Systems can be susceptible to transient failures when communicating with downstream dependencies, impacting service availability, especially on the cloud, where the communication between services goes over unreliable channels.
Using a proper retry strategy is crucial to recover quickly from minor glitches, but it has to be done carefully and follows a set of best practices.
I firmly believe that no or conservative retry configuration is as bad as aggressive retries; they impact the system's availability differently.
𝗕𝗲𝘀𝘁 𝗣𝗿𝗮𝗰𝘁𝗶𝗰𝗲𝘀
Every component in the call chain must have a time-to-live (Timeout) and retry configuration that works in harmony.
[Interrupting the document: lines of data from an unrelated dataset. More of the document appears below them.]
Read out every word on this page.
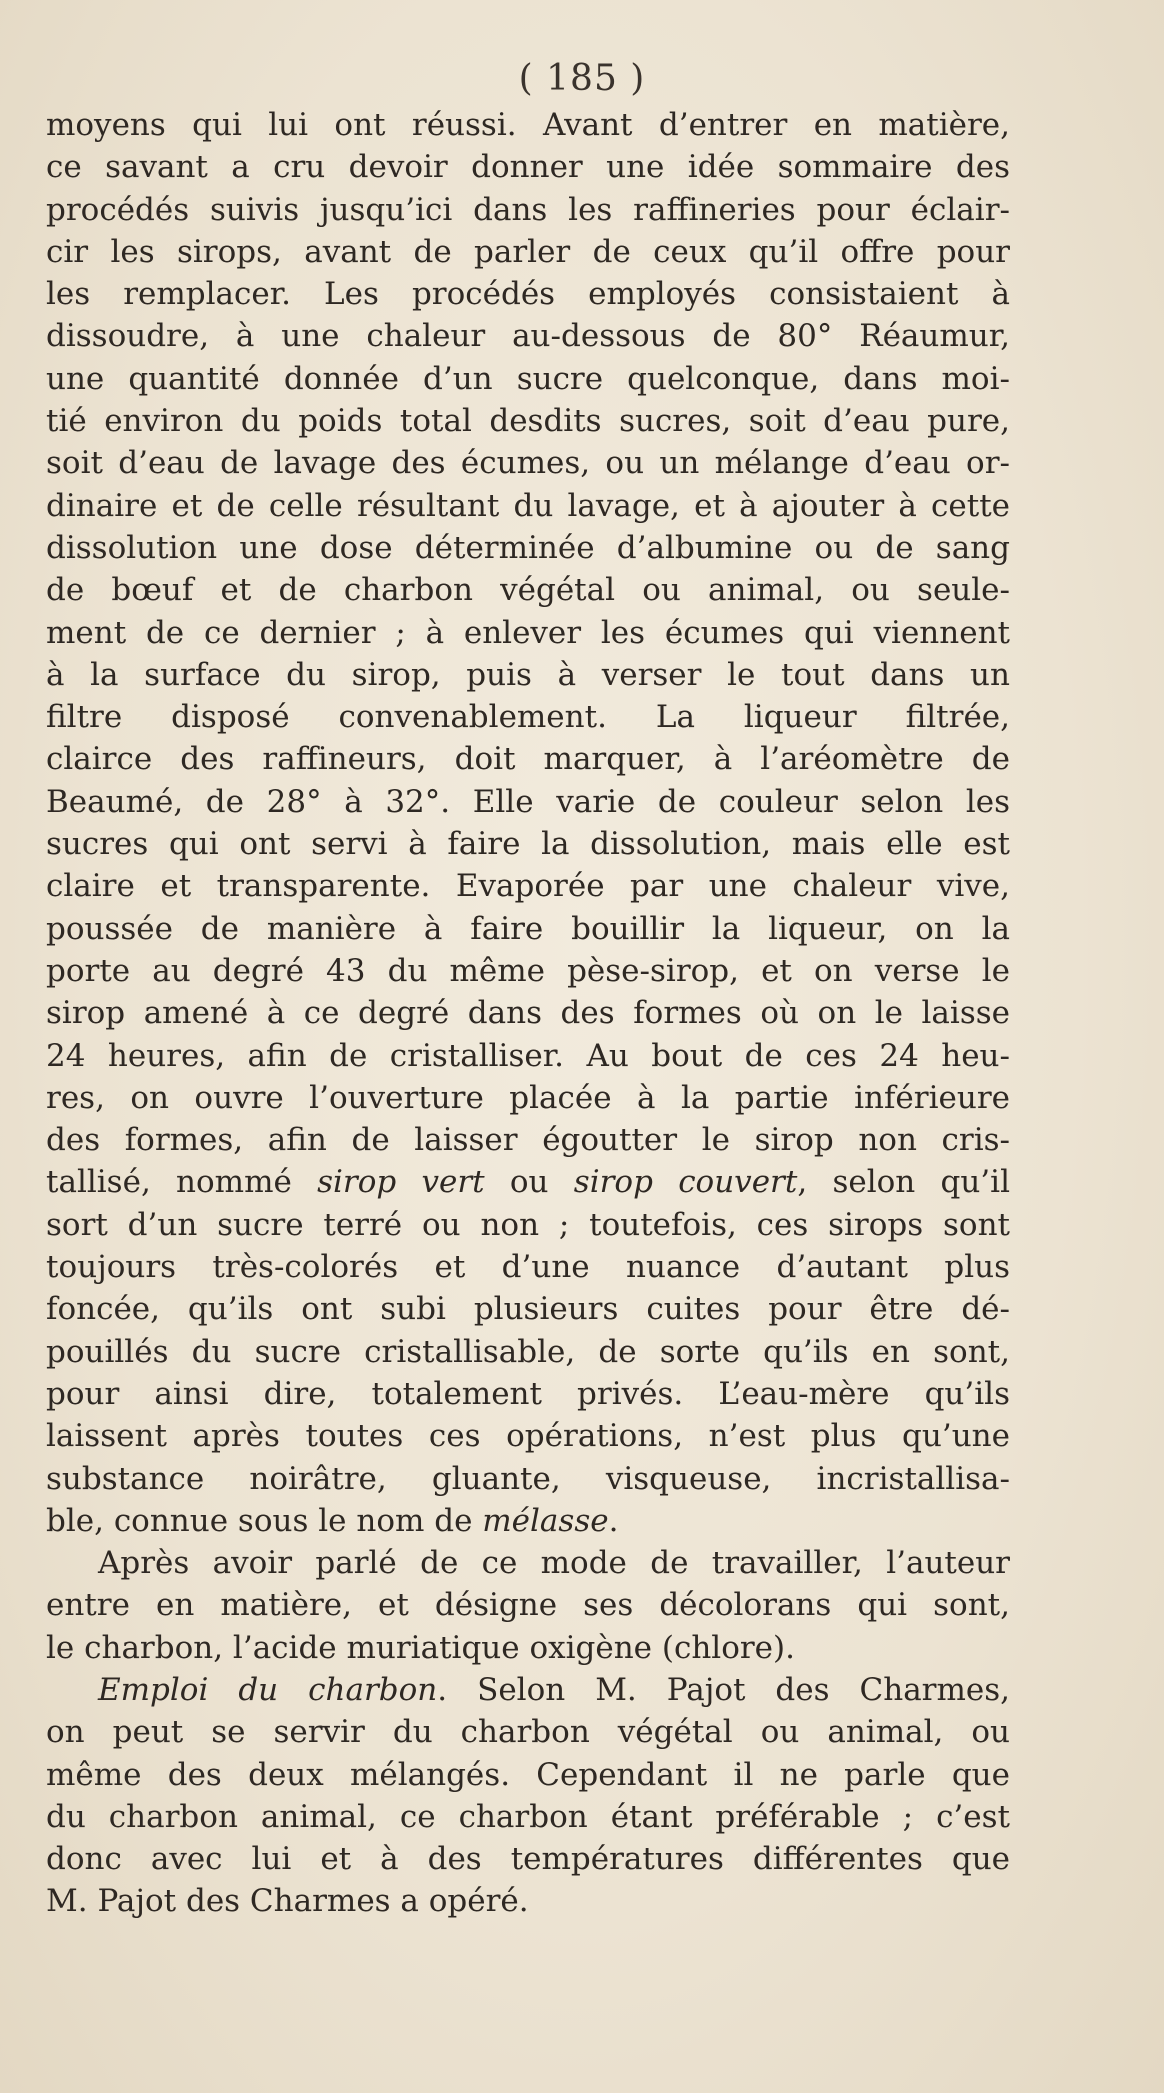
( 185 )
moyens qui lui ont réussi. Avant d’entrer en matière,
ce savant a cru devoir donner une idée sommaire des
procédés suivis jusqu’ici dans les raffineries pour éclair-
cir les sirops, avant de parler de ceux qu’il offre pour
les remplacer. Les procédés employés consistaient à
dissoudre, à une chaleur au-dessous de 80° Réaumur,
une quantité donnée d’un sucre quelconque, dans moi-
tié environ du poids total desdits sucres, soit d’eau pure,
soit d’eau de lavage des écumes, ou un mélange d’eau or-
dinaire et de celle résultant du lavage, et à ajouter à cette
dissolution une dose déterminée d’albumine ou de sang
de bœuf et de charbon végétal ou animal, ou seule-
ment de ce dernier ; à enlever les écumes qui viennent
à la surface du sirop, puis à verser le tout dans un
filtre disposé convenablement. La liqueur filtrée,
clairce des raffineurs, doit marquer, à l’aréomètre de
Beaumé, de 28° à 32°. Elle varie de couleur selon les
sucres qui ont servi à faire la dissolution, mais elle est
claire et transparente. Evaporée par une chaleur vive,
poussée de manière à faire bouillir la liqueur, on la
porte au degré 43 du même pèse-sirop, et on verse le
sirop amené à ce degré dans des formes où on le laisse
24 heures, afin de cristalliser. Au bout de ces 24 heu-
res, on ouvre l’ouverture placée à la partie inférieure
des formes, afin de laisser égoutter le sirop non cris-
tallisé, nommé sirop vert ou sirop couvert, selon qu’il
sort d’un sucre terré ou non ; toutefois, ces sirops sont
toujours très-colorés et d’une nuance d’autant plus
foncée, qu’ils ont subi plusieurs cuites pour être dé-
pouillés du sucre cristallisable, de sorte qu’ils en sont,
pour ainsi dire, totalement privés. L’eau-mère qu’ils
laissent après toutes ces opérations, n’est plus qu’une
substance noirâtre, gluante, visqueuse, incristallisa-
ble, connue sous le nom de mélasse.
Après avoir parlé de ce mode de travailler, l’auteur
entre en matière, et désigne ses décolorans qui sont,
le charbon, l’acide muriatique oxigène (chlore).
Emploi du charbon. Selon M. Pajot des Charmes,
on peut se servir du charbon végétal ou animal, ou
même des deux mélangés. Cependant il ne parle que
du charbon animal, ce charbon étant préférable ; c’est
donc avec lui et à des températures différentes que
M. Pajot des Charmes a opéré.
Async workflows and batch processes should tolerate higher latency, and here a retry strategy is crucial, but it has to be limited (e.g., 3 retries).
Systems should have a mechanism to throttle bursts in traffic to avoid retry storms, which may impact the system's recovery during major outages.
Using exponential back-off with jitter strategies when configuring retries, the waiting time should exponentially increase (e.g., First retry 100ms, second after 200ms, and third after 500ms).
Back-off only isn't very helpful as retries of multiple failed requests simultaneously cause contention and overload again, so adding randomness (Jitter) to the waiting time (back-off) spreads the retries of failures around in time.
Retries may impact latency, and you have to measure its impact on the end-to-end flow; control-plane vs. data-plane react differently to such effect; hence it's up to you to decide the best retry strategy for your usecase.
Overly aggressive retry strategies (Too short intervals or too frequent retries) can adversely affect the downstream service recovery during major outages.